Airbus just had an excessive pitch problem in the A321neo, nearly the same as the 737-MAX troubles. https://simpleflying.com/airbus-a321neo-pitch-problem/ Suddenly, the FAA might take aggressive action to ban that aircraft. Maybe the EASA doesn't really object to the 737-MAX as much as they thought they did.

CAAC would like smooth approvals for Chinese aircraft. Huawei is also having issues. Things could suddenly change after a day of golf at Mar-a-Lago. Lots of things could change, some quietly and some publicly.

1 comments

The article you linked does not suggest "nearly as bad as the 737-MAX".
I didn't say that either, and it doesn't matter. The problem is of the same general type. It's more than close enough. The FAA should be extra-careful, so maybe the A321neo will get banned. If the EASA wants to take a hard line on safety, they can hardly object.

After a bit of high-level discussion using that leverage, things may change.

These decisions, in all countries, are being made with consideration for international economic implications. The resulting decisions will be given technical justification as required.

But it does matter.

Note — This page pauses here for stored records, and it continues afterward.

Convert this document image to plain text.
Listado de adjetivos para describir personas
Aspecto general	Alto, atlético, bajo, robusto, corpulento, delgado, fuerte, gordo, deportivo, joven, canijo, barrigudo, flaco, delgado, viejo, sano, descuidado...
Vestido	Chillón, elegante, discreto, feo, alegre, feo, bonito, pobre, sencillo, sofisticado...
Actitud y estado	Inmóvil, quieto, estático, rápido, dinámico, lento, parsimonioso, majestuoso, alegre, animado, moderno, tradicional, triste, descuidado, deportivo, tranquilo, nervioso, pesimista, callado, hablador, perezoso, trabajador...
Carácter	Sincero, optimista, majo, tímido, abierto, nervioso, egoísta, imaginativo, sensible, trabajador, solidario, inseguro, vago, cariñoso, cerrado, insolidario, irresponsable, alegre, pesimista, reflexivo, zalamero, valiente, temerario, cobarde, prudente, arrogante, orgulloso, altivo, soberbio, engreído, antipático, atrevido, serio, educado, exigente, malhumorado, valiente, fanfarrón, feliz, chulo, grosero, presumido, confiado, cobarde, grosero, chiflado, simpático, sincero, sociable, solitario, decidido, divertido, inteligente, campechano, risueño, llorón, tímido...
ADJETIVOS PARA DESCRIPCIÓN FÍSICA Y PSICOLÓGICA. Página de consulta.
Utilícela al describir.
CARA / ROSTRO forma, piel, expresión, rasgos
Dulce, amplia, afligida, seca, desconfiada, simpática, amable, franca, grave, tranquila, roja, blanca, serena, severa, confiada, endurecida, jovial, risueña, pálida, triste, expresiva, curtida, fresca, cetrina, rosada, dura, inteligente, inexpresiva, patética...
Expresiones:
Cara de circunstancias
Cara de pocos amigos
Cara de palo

This A321neo issue is identified during internal simulated tests, never happened or reported on any commercial or test flight.

The issue consists of the anti-stall protection not being aggressive enough under SPECIFIC circumstances:

- Airplane is in Flare mode - Pilot applies sudden and excessive pitch up - Keeps the pitch during pre stall and stall period

Source: https://leehamnews.com/2019/07/19/bjorns-corner-airbus-a321n...

If it didn't happen on any test flight, the aircraft wasn't adequately tested. That sounds unsafe.

"anti-stall protection not being aggressive enough under SPECIFIC circumstances" means "not enough MCAS in the A321neo"

(there is no leeway for "SPECIFIC circumstances" unless to grant that to the 737-MAX as well)

The FAA could require more MCAS in the A321neo, and of course more testing.

We do not have details of this anomaly, but I hope you understand that some situations must be simulated, flying into them is difficult, maybe not possible, or downright unsafe.

I don't know how much about planes do you know (I'm starting to feel not much since excessive, maintained pitch during flare didn't tell you anything). But the context explained here is rare and obviously more manageable than "one of three redundant sensors failed and an aircraft went out of the sky without giving the crew even a possibility to save their lives".

EDIT: Found new details. The pilot has to keep the excessive pitch although AWARE that he is stalling the aircraft.

Airline security must never be a matter of putting pressure on an organization.

off topic: you sound like a president who thinks that "maximum pressure" is good, but it has not been proven to work.